Las afecciones respiratorias constituyen la 3ª causa de consultas en la farmacia1
Se observa una tendencia hacia el autocuidado y prevención en infecciones respiratorias influenciada por los hábitos adquiridos durante la pandemia de COVID-192
Un abordaje temprano de las molestias respiratorias no solo alivia los síntomas y acorta la duración del proceso, sino que también contribuye a prevenir complicaciones y a reducir el uso de antibióticos3
Tras las fiestas navideñas, los contagios de gripe han registrado un ligero repunte, aumentando los casos de afecciones respiratorias entre los españoles, en un escenario en el que la gripe se ha manifestado entre cuatro y seis semanas antes de lo habitual4. En este contexto y frente al riesgo de saturación hospitalaria, los pacientes muestran hoy un comportamiento de mayor conciencia preventiva y apoyo en el farmacéutico2-5, ya que las molestias respiratorias constituyen la tercera causa de atención en la farmacia comunitaria1.
Este comportamiento refleja una mayor implicación del paciente en el cuidado de su salud, con una orientación creciente hacia la prevención y el manejo temprano de los síntomas, una tendencia reforzada por los hábitos de autocuidado adquiridos durante la pandemia de la COVID-192.
Además, la farmacia comunitaria se consolida como un recurso sanitario cercano y accesible, sobre todo teniendo en cuenta que para el 79% de los pacientes la opinión de los profesionales de la salud es uno de los factores más determinantes a la hora de adquirir productos de autocuidado5, según datos de la Asociación para el Autocuidado de la Salud (ANEPF). Esta labor del profesional de farmacia ayuda a diferenciar los casos leves de aquellos que pueden requerir atención especializada, contribuyendo a optimizar los recursos sanitarios y a mejorar la salud colectiva1.

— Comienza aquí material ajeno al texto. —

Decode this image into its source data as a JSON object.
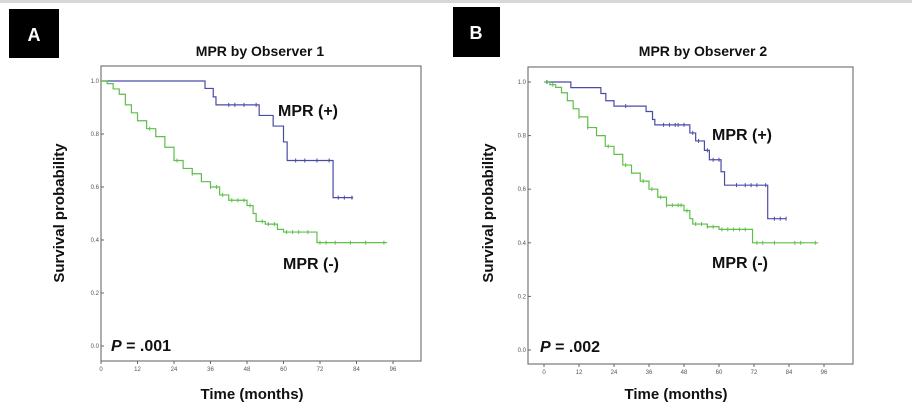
{
  "colors": {
    "mpr_pos": "#4b4ba6",
    "mpr_neg": "#5fbf4a",
    "frame": "#777777",
    "panel_label_bg": "#000000"
  },
  "chart_data": [
    {
      "type": "line",
      "panel_label": "A",
      "title": "MPR by Observer 1",
      "xlabel": "Time (months)",
      "ylabel": "Survival probability",
      "xlim": [
        0,
        96
      ],
      "ylim": [
        0,
        1
      ],
      "xticks": [
        0,
        12,
        24,
        36,
        48,
        60,
        72,
        84,
        96
      ],
      "yticks": [
        "0.0",
        "0.2",
        "0.4",
        "0.6",
        "0.8",
        "1.0"
      ],
      "grid": false,
      "annotation": "P = .001",
      "annotation_p_letter": "P",
      "annotation_value": " = .001",
      "series": [
        {
          "name": "MPR (+)",
          "color": "#4b4ba6",
          "steps": [
            [
              0,
              1.0
            ],
            [
              34.2,
              0.972
            ],
            [
              36.9,
              0.94
            ],
            [
              37.8,
              0.91
            ],
            [
              52,
              0.87
            ],
            [
              56.6,
              0.83
            ],
            [
              60,
              0.77
            ],
            [
              61.2,
              0.7
            ],
            [
              76.3,
              0.56
            ],
            [
              82.9,
              0.56
            ]
          ],
          "censored": [
            42,
            44,
            47,
            51,
            64,
            67,
            71,
            75,
            78,
            80,
            82.5
          ]
        },
        {
          "name": "MPR (-)",
          "color": "#5fbf4a",
          "steps": [
            [
              0,
              1.0
            ],
            [
              2,
              0.99
            ],
            [
              4,
              0.97
            ],
            [
              6,
              0.95
            ],
            [
              8,
              0.91
            ],
            [
              10,
              0.88
            ],
            [
              12,
              0.85
            ],
            [
              15,
              0.82
            ],
            [
              18,
              0.79
            ],
            [
              21,
              0.75
            ],
            [
              24,
              0.7
            ],
            [
              27,
              0.67
            ],
            [
              30,
              0.65
            ],
            [
              33,
              0.62
            ],
            [
              36,
              0.6
            ],
            [
              39,
              0.57
            ],
            [
              42,
              0.55
            ],
            [
              48,
              0.53
            ],
            [
              50,
              0.5
            ],
            [
              51,
              0.47
            ],
            [
              54,
              0.46
            ],
            [
              58,
              0.44
            ],
            [
              60,
              0.43
            ],
            [
              70.5,
              0.43
            ],
            [
              71,
              0.39
            ],
            [
              94,
              0.39
            ]
          ],
          "censored": [
            16,
            25,
            30,
            36,
            38,
            40,
            43,
            45,
            47,
            49,
            53,
            55,
            57,
            61,
            63,
            65,
            68,
            72,
            74,
            77,
            82,
            87,
            93
          ]
        }
      ]
    },
    {
      "type": "line",
      "panel_label": "B",
      "title": "MPR by Observer 2",
      "xlabel": "Time (months)",
      "ylabel": "Survival probability",
      "xlim": [
        0,
        96
      ],
      "ylim": [
        0,
        1
      ],
      "xticks": [
        0,
        12,
        24,
        36,
        48,
        60,
        72,
        84,
        96
      ],
      "yticks": [
        "0.0",
        "0.2",
        "0.4",
        "0.6",
        "0.8",
        "1.0"
      ],
      "grid": false,
      "annotation": "P = .002",
      "annotation_p_letter": "P",
      "annotation_value": " = .002",
      "series": [
        {
          "name": "MPR (+)",
          "color": "#4b4ba6",
          "steps": [
            [
              0.6,
              1.0
            ],
            [
              9.2,
              0.979
            ],
            [
              19.5,
              0.957
            ],
            [
              21.2,
              0.93
            ],
            [
              24,
              0.91
            ],
            [
              35,
              0.89
            ],
            [
              37.2,
              0.86
            ],
            [
              38,
              0.84
            ],
            [
              50,
              0.81
            ],
            [
              52,
              0.78
            ],
            [
              55,
              0.745
            ],
            [
              56.7,
              0.71
            ],
            [
              60.7,
              0.665
            ],
            [
              61.9,
              0.615
            ],
            [
              76.7,
              0.49
            ],
            [
              83,
              0.49
            ]
          ],
          "censored": [
            1,
            28,
            41,
            43,
            45,
            46,
            48,
            51,
            53,
            56,
            58,
            60,
            66,
            69,
            71,
            73,
            76,
            79,
            81,
            83
          ]
        },
        {
          "name": "MPR (-)",
          "color": "#5fbf4a",
          "steps": [
            [
              0,
              1.0
            ],
            [
              2,
              0.99
            ],
            [
              4,
              0.98
            ],
            [
              6,
              0.96
            ],
            [
              8,
              0.93
            ],
            [
              10,
              0.9
            ],
            [
              12,
              0.87
            ],
            [
              15,
              0.83
            ],
            [
              18,
              0.8
            ],
            [
              21,
              0.76
            ],
            [
              24,
              0.73
            ],
            [
              27,
              0.69
            ],
            [
              30,
              0.66
            ],
            [
              33,
              0.63
            ],
            [
              36,
              0.6
            ],
            [
              39,
              0.57
            ],
            [
              42,
              0.54
            ],
            [
              48,
              0.52
            ],
            [
              50,
              0.49
            ],
            [
              51,
              0.47
            ],
            [
              56,
              0.46
            ],
            [
              60,
              0.45
            ],
            [
              71,
              0.45
            ],
            [
              71.5,
              0.4
            ],
            [
              94,
              0.4
            ]
          ],
          "censored": [
            3,
            12,
            15,
            22,
            28,
            34,
            37,
            40,
            42,
            44,
            46,
            47,
            49,
            52,
            54,
            56,
            58,
            61,
            63,
            65,
            67,
            69,
            73,
            75,
            79,
            86,
            88,
            93
          ]
        }
      ]
    }
  ]
}
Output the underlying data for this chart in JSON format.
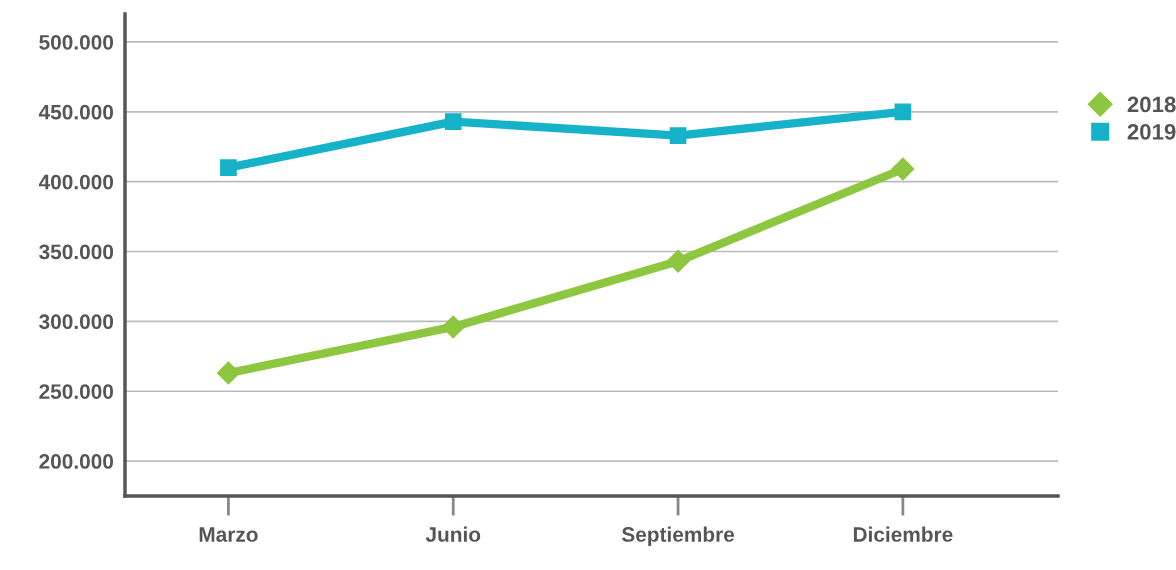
{
  "chart_data": {
    "type": "line",
    "categories": [
      "Marzo",
      "Junio",
      "Septiembre",
      "Diciembre"
    ],
    "series": [
      {
        "name": "2018",
        "color": "#8dc63f",
        "marker": "diamond",
        "values": [
          263000,
          296000,
          343000,
          409000
        ]
      },
      {
        "name": "2019",
        "color": "#16b2c9",
        "marker": "square",
        "values": [
          410000,
          443000,
          433000,
          450000
        ]
      }
    ],
    "ylim": [
      175000,
      520000
    ],
    "yticks": [
      {
        "value": 200000,
        "label": "200.000"
      },
      {
        "value": 250000,
        "label": "250.000"
      },
      {
        "value": 300000,
        "label": "300.000"
      },
      {
        "value": 350000,
        "label": "350.000"
      },
      {
        "value": 400000,
        "label": "400.000"
      },
      {
        "value": 450000,
        "label": "450.000"
      },
      {
        "value": 500000,
        "label": "500.000"
      }
    ],
    "grid": "y",
    "legend": "right",
    "line_style": "solid"
  }
}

El Dr. Carlos Govantes, director médico de Normon, destaca que "durante los meses más fríos del año las afecciones respiratorias, como la gripe y el resfriado, incrementan las consultas en la farmacia comunitaria. Esta mayor demanda se ha traducido en un crecimiento del mercado de productos de autocuidado, especialmente en categorías como antigripales, mucolíticos y antitusivos, junto con un interés creciente por alternativas de origen natural".
Añade asimismo que hoy la farmacia dispone de soluciones adaptadas a las necesidades de cada paciente, como medicamentos sin azúcar, lactosa o gluten para facilitar su recomendación. Tal es el caso de la línea Bensania de Normon, que incluye fármacos para el alivio de la tos y el dolor de garganta, y soluciones a base de agua de mar específicas como Normomar, orientadas a un cuidado nasal completo. Según el experto, "disponer de opciones isotónicas e hipertónicas, con activos que ayudan a hidratar, calmar y refrescar, permite al farmacéutico ofrecer un consejo eficaz en pocos pasos y adaptado a cada caso".
Así, actuar de forma temprana frente a las molestias respiratorias no solo permite aliviar los síntomas y acortar la evolución de la enfermedad, sino que también ayuda a prevenir posibles complicaciones y a disminuir el consumo innecesario de antibióticos, ya que se estima que hasta un 50% de las prescripciones para infecciones respiratorias son innecesarias debido a su origen vírico3.
El farmacéutico también es un aliado clave en la lucha contra bulos
A todo esto, debemos sumar que el farmacéutico desempeña un papel clave al orientar sobre diferentes problemáticas, incluidas las molestias respiratorias, fomentando un uso adecuado de los medicamentos. Además, su intervención ayuda a desmentir bulos y prácticas sin evidencia, promoviendo decisiones seguras y fundamentadas. Para ello, resulta clave que conozcan el contexto de sus pacientes, empleen una comunicación clara y cercana, y realicen un seguimiento tras ofrecer sus recomendaciones6.
En un entorno saturado de información y con la proliferación de bulos, este acompañamiento profesional cobra aún mayor importancia. Como explica el Dr. Carlos Govantes, "el farmacéutico es uno de los profesionales sanitarios más cercanos al paciente, lo que lo convierte en un referente de confianza para resolver dudas y orientar en el abordaje de las infecciones respiratorias y otras patologías. Su labor no solo garantiza el uso correcto de productos y medicamentos, sino que también educa a la población, fomenta prácticas basadas en evidencia y refuerza la toma de decisiones informadas y seguras".